Les reporters qui couvrent les manifestations subissaient déjà de l'intimidation, mais la loi d'exception adoptée hier risque d'empirer la situation, craint la Fédération professionnelle des journalistes du Québec (FPJQ).

Émilie Bilodeau LA PRESSE

Hier matin, trois photographes qui suivent souvent des rassemblements ont joint la fédération pour partager leurs craintes. «Des journalistes ont déjà été pris à partie par certains manifestants. On craint que ça augmente et que [la loi spéciale] donne une nouvelle raison aux manifestants de s'en prendre aux journalistes. Les gens pourraient craindre d'être pris en photo et qu'ensuite il y ait des preuves de leur présence dans des manifestations qui seraient déclarées illégales», explique Sylvain Larocque, vice-président de la FQJQ.

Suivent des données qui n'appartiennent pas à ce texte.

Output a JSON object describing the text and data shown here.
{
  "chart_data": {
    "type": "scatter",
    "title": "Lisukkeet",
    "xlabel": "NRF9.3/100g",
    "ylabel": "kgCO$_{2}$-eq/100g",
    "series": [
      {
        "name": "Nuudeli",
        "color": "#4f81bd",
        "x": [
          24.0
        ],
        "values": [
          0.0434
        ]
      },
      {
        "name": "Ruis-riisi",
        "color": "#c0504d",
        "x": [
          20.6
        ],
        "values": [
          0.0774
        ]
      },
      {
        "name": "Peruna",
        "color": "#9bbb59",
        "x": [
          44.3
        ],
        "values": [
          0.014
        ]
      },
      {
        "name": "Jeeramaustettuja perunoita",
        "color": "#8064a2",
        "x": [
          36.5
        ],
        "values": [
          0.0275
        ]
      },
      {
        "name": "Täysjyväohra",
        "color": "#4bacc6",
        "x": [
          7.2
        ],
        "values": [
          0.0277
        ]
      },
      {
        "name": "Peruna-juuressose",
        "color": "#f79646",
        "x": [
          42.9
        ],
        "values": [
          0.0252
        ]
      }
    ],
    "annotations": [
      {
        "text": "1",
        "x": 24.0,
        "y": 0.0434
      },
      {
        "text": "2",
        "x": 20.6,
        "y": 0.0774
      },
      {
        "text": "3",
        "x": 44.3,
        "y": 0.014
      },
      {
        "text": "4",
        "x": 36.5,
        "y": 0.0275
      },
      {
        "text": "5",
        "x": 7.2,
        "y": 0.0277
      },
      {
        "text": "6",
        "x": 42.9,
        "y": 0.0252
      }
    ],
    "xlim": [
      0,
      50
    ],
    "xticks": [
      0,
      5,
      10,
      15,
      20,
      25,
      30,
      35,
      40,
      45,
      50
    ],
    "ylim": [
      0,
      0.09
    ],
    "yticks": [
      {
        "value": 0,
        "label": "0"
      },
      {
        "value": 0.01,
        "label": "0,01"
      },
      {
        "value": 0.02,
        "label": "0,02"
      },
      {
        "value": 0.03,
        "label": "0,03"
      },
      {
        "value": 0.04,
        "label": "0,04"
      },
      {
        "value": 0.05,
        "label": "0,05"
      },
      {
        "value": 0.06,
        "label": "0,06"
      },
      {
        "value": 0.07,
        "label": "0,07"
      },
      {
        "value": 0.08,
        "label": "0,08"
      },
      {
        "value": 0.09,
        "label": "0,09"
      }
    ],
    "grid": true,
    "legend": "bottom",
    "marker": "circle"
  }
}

Les inquiétudes de la fédération ne visent pas seulement les photographes et les caméramans. Les journalistes risquent d'avoir de la difficulté à obtenir des témoignages au cours des rassemblements. Plusieurs témoins pourraient refuser de dévoiler leur identité ou de répondre à des questions des reporters de peur d'être reconnus et de devoir payer une amende de plusieurs milliers de dollars.

De leur côté, les policiers pourraient être davantage intéressés par les images prises par les photographes et les caméramans. «La loi pourrait avoir l'effet d'augmenter les possibilités de saisie de matériel journalistique et si c'était le cas, les médias devraient se défendre devant les tribunaux», dit M. Larocque.